Look at the intercept, what is the predicted value for the reference group? Look at the slope, what is the estimated change to the target group? For hypothesis 3, is the direct group lower on loneliness compared to indirect? For hypothesis testing, is the p-value lower than alpha?
What is the effect size? How much did the two groups differ on loneliness? What is the confidence interval around the effect size?
In the code below, we first fit a linear model on loneliness post-test and focus on the direct and indirect groups. There are different ways you could ignore the indirect group, but here we filter the data as we pass the data to the lm()
function.
The direct group decreased loneliness post-test on average 0.14 points compared to the indirect group, but the difference was not statistically significant (\(b_1\) = 0.14, 95% CI = [-0.01, 0.29], p = .060).

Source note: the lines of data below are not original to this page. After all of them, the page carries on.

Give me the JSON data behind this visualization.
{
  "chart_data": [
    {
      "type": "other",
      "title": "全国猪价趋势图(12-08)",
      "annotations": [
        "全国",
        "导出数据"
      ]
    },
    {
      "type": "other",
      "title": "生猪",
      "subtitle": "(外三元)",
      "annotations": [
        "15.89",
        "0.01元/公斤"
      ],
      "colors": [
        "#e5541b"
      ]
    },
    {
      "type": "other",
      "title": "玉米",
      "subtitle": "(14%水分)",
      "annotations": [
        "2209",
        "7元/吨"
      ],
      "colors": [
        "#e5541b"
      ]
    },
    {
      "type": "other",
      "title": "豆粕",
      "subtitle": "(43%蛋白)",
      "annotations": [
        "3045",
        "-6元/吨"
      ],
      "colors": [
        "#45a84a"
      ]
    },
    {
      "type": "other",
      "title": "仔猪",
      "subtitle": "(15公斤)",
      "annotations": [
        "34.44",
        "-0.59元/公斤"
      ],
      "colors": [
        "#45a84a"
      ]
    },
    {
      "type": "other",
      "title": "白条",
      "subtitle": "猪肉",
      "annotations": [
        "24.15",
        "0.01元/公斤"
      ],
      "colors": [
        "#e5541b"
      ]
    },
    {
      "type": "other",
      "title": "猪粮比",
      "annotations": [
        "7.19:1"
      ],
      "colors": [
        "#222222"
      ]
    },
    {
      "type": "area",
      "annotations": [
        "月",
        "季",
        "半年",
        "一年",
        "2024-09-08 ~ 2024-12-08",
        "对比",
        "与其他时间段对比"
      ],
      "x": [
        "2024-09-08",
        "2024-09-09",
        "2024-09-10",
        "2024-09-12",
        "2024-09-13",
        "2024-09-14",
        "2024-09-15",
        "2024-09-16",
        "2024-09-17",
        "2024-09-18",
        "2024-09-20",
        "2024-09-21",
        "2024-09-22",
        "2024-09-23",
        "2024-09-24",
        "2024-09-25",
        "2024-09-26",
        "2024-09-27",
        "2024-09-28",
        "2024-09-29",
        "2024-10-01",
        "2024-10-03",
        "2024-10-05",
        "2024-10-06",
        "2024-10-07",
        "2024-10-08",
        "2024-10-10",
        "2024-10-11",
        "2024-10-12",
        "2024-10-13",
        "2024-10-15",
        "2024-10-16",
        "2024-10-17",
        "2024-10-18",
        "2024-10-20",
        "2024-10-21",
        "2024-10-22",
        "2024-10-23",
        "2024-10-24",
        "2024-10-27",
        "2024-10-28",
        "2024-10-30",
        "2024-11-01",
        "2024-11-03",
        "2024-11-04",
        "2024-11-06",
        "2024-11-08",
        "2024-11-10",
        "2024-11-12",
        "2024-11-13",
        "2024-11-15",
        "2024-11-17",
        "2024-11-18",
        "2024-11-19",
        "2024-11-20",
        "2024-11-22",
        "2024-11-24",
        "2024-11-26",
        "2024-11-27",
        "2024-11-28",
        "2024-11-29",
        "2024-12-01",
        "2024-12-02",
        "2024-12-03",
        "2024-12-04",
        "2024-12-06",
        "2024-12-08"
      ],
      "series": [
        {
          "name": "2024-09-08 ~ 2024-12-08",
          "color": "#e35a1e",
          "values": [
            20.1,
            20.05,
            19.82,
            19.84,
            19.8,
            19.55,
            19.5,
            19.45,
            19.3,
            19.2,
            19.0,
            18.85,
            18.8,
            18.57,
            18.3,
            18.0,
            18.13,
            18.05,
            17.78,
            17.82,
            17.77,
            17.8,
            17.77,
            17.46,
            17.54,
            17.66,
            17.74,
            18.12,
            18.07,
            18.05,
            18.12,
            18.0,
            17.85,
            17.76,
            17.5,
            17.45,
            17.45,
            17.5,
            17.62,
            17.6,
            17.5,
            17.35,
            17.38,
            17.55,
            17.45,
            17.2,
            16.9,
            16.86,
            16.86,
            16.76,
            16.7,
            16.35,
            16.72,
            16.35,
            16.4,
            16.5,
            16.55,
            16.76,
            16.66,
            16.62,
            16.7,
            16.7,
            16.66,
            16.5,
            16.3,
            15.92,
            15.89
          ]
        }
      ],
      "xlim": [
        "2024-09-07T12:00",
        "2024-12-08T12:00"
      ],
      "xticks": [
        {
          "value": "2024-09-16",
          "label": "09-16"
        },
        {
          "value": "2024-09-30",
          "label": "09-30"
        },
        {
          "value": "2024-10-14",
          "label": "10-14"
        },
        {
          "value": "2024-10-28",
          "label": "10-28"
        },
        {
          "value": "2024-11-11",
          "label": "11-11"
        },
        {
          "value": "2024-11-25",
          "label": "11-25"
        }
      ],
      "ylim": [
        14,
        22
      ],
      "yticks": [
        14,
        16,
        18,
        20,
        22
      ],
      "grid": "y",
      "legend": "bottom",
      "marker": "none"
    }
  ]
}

lm_contact <- lm(lonely_post ~ GroupAssignment,
data = filter(evans_wide,
GroupAssignment != "Control"))
summary(lm_contact)
confint(lm_contact)
Call:
lm(formula = lonely_post ~ GroupAssignment, data = filter(evans_wide,
GroupAssignment != "Control"))
Residuals:
Min 1Q Median 3Q Max
-0.96457 -0.42130 -0.06457 0.32645 1.58543
Coefficients:
Estimate Std. Error t value Pr(>|t|)
(Intercept) 1.82355 0.05267 34.625 <2e-16 ***
GroupAssignmentIndirect 0.14102 0.07448 1.893 0.0598 .
---
Signif. codes: 0 '***' 0.001 '**' 0.01 '*' 0.05 '.' 0.1 ' ' 1
Residual standard error: 0.5133 on 188 degrees of freedom
Multiple R-squared: 0.01871, Adjusted R-squared: 0.01349
F-statistic: 3.585 on 1 and 188 DF, p-value: 0.05983
2.5 % 97.5 %
(Intercept) 1.719655160 1.9274363
GroupAssignmentIndirect -0.005898489 0.2879484
Like hypothesis 2, Evans et al. (2023) report the direct vs indirect comparison as significant, but they approached the analysis differently using a technique you will not learn until Research Methods 2. They control for pre-test scores by using it as an additional predictor, but you have not learnt about multiple regression yet.
16.6 Conclusion
Well done! Hopefully you recognised how far your skills have come to be able to do this independently, regardless of how many hints you needed. We are really starting to pile the skills up you have learnt so far, from simply using R Markdown files, to wrangling data, to visualising data, to finally applying modelling techniques for your inferential statistics.
If you are curious, you can read Evans et al. (2023) to see how they walk through wrangling and analysing the data. Some of the techniques we do not cover in Research Methods 1, but they have some great features like highlighting common student mistakes.